Okay, i an see, that but, if you could help me understand why the these critcal point would be considered absolute max and min and not just rel. max and min, considering that this is not a graph over a closed interval

Answer 10

can you help me with my question?

Answer 11

What are the critical numbers?

Answer 12

i know critical numbers are where the derivative is equal to zero

Answer 13

OK, turning points. So what did your derivative tell you?

Answer 14

well , i dont have a function, i only have a graph, which i posted

Answer 15

Im really just confused over when to lable somehting as an abso max or min or rel. max or min

Answer 16

OK, so what is going on at 0 and 4, I can't tell from the graph?

Answer 17

Well, those are open circles right, which means this is an open interval?

Answer 18

Meaning the graph doesn't include those points, correct?

Answer 19

correct

Answer 20

See i thought that if i was asked to find the max and min or a graph with an open interval, there could only be relative extrema.

Answer 21

Who told u that?

Answer 22

well, nonbody told me that, from my reading i always saw that when a book talked about absolute max, and min, it talked about it with regards to a closed interval. I mean, the book also talked about realtive max and min over closed intervals, but how is it that i determin whether the answer to a question such as the one i got is relative or absolute?

Answer 23

As far as I can see on the bit of graph you posted there are 3 turning points, two tops and a bottom.

Answer 24

The highest top is the absolute max and the lower one the relative (or local) max.
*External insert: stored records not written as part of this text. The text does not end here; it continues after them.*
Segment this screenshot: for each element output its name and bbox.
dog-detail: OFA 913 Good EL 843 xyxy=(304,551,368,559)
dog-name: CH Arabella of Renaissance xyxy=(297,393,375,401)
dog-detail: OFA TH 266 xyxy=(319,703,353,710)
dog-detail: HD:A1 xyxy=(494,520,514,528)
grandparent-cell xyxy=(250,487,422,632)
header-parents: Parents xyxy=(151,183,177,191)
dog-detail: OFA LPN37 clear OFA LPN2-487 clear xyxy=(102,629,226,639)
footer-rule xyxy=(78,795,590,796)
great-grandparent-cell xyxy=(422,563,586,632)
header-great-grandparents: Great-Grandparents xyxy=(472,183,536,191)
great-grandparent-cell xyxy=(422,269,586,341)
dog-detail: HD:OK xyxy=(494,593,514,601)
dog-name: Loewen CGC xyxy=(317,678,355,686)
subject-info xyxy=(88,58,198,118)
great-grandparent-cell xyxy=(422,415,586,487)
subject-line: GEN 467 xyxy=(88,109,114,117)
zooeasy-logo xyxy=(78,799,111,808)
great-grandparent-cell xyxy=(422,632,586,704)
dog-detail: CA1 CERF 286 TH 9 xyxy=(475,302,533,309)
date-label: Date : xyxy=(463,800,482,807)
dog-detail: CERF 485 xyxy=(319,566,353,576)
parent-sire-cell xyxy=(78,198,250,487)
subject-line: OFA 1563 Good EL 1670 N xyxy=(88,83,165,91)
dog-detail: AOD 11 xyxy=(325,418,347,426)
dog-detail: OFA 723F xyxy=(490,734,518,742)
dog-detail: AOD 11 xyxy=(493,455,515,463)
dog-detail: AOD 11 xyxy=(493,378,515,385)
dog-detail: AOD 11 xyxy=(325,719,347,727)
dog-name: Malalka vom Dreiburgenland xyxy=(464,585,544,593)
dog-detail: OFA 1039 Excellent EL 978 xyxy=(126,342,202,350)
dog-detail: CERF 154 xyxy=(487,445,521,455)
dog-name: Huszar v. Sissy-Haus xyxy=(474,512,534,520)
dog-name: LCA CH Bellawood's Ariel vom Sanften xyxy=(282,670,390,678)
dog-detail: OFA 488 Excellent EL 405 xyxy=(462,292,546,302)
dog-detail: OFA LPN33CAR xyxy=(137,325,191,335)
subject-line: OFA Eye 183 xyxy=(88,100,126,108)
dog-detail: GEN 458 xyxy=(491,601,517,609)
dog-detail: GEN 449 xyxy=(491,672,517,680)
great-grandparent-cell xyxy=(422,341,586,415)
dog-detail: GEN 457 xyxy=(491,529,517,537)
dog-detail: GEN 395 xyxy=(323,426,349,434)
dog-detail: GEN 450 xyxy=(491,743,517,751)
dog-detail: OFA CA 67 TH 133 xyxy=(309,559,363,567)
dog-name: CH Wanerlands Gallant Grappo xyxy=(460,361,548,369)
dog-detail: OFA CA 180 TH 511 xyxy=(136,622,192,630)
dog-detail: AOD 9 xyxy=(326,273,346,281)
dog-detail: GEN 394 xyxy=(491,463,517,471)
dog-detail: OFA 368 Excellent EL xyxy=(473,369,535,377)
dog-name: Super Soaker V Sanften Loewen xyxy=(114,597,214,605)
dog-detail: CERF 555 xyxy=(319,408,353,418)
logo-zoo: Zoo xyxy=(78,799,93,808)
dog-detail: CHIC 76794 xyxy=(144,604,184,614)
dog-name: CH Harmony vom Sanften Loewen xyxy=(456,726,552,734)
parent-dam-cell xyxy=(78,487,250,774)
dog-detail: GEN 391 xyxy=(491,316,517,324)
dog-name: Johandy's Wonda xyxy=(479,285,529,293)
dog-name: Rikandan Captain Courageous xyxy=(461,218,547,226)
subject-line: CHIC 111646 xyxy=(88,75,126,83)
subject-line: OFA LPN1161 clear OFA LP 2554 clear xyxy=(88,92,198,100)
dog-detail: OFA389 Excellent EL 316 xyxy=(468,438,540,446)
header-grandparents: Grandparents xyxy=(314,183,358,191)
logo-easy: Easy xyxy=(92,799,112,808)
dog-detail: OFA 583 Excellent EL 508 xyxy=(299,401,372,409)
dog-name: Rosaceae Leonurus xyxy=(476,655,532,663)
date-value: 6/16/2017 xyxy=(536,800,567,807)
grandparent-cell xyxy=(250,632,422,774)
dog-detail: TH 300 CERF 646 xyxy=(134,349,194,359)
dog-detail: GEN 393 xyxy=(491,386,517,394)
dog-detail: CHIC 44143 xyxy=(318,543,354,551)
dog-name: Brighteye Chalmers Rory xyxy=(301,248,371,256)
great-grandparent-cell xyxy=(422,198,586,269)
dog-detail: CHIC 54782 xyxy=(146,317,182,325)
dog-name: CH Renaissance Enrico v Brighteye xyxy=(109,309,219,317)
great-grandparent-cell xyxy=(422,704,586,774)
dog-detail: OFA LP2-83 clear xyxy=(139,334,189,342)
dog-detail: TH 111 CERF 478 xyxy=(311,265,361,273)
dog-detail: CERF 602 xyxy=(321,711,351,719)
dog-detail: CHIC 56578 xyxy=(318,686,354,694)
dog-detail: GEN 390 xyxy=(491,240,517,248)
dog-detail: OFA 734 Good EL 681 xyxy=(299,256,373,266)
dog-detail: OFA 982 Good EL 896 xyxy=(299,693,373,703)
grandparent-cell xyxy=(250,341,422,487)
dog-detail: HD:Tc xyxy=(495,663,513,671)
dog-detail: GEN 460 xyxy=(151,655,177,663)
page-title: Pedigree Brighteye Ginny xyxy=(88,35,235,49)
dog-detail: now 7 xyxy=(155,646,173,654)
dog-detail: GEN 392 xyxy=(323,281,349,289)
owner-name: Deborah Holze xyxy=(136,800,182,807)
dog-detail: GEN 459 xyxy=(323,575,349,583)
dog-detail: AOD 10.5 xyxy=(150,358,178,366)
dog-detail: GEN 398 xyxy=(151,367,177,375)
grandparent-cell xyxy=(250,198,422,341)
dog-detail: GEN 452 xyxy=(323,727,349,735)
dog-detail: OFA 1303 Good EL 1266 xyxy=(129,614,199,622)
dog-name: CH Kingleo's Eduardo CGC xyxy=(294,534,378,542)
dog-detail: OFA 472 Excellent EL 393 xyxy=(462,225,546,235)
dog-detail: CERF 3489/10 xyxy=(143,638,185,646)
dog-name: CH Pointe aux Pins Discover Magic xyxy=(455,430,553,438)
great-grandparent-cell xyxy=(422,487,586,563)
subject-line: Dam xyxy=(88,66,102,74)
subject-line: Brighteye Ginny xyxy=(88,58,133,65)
And there is only one bottom so it is the absolute bottom.

Answer 25

my graph may be off, but both tops are eqaul

Answer 26

How come you say that the tops and bottoms are absolute max and min, and not relative max and min, or are they both

Answer 27

Max just means highest value of y and min just means lowest. Relative is in between.

Answer 28

oh so relative could be considerde a smaller hill or smaller valley compared to the absolute hill or vallyey

Answer 29

With a lower value of y for a top and a higher value of y for a bottom.

Answer 30

got it thanks

Answer 31

Normally to test this, when you have a suitable function, you take a second derivative and then the sketch is just for reference or quick check.

Answer 32

Like here: http://en.wikipedia.org/wiki/Second_derivative_test

But don't worry if you haven't done this yet.

Answer 33

Pic.

Answer 34

That was actually a really helpful graph, thanks